Video Transcription:

By the time Mark Twain was writing The Adventures of Huckleberry Finn, the Civil War was over and slavery had been abolished. But the conditions for blacks in this country still had a looooong way to go. That’s why Twain tackled racism and slavery in this novel. Let’s check them out, courtesy theme number two.

Slavery and racism lead to moral confusion and corruption.

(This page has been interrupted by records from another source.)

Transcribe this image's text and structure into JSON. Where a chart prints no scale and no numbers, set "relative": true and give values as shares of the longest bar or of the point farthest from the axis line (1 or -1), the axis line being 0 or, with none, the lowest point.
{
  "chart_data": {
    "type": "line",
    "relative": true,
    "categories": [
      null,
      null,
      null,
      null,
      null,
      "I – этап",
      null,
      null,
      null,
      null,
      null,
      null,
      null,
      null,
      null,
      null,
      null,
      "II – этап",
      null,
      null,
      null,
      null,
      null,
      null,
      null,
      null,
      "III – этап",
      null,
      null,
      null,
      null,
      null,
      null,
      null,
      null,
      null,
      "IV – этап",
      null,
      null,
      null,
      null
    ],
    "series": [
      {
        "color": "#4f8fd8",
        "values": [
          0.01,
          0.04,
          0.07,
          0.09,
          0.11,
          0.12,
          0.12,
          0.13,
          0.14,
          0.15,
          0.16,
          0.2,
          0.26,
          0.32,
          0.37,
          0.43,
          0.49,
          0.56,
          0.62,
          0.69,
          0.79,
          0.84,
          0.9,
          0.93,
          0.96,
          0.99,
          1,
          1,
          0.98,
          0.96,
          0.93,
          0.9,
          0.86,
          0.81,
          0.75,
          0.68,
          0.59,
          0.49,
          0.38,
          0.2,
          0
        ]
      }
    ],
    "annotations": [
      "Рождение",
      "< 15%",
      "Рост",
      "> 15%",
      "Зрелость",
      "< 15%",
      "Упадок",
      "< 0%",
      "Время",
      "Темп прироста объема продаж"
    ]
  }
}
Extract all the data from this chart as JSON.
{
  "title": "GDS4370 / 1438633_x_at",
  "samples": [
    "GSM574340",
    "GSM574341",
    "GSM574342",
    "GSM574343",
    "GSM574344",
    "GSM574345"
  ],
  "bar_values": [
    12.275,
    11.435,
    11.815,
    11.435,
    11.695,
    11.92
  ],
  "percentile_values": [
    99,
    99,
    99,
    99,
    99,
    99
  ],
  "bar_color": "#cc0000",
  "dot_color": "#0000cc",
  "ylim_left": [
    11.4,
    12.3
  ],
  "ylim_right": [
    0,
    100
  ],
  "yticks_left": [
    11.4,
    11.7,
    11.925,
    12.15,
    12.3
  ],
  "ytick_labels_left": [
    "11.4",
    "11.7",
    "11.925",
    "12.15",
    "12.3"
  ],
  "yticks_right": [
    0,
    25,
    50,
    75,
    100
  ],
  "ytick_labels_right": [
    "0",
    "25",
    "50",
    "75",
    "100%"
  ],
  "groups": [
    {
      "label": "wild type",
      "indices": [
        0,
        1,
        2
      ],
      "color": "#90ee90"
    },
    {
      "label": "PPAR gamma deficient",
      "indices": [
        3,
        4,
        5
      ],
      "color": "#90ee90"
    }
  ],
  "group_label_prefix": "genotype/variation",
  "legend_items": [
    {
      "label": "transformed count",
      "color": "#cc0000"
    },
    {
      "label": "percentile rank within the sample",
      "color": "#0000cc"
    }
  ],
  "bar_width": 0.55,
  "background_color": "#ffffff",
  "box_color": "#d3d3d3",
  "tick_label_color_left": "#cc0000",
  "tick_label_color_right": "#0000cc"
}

That’s the nice uplifting theme that Twain, the social commentator, chose to tackle in Huck Finn.

So how did he do it?

Example 1: Huck. Even though Huck wants to help Jim escape, he struggles with this decision. Like in Chapter 16, when he almost turns Jim in—and then doesn’t. It’s an episode characterized by a swirl of moral confusion. Huck can’t believe that he’s depriving someone of their “property” by helping Jim escape, but he knows he’d feel worse if he turned Jim in. Right seems wrong and wrong seems right. And though Huck goes with his conscience, it all seems pretty topsy-turvy.

Here’s the second example: It’s the irony that the “good guys” in this story—people like Miss Watson and Sally Phelps—are still oblivious to the evils of enslaving other human beings. They’re set up as good people … and yet they don’t have any qualms about separating Jim from his family.

Twain’s answer to all of this, of course, was a world without slavery and racism—a world that can exist only when people start thinking for themselves.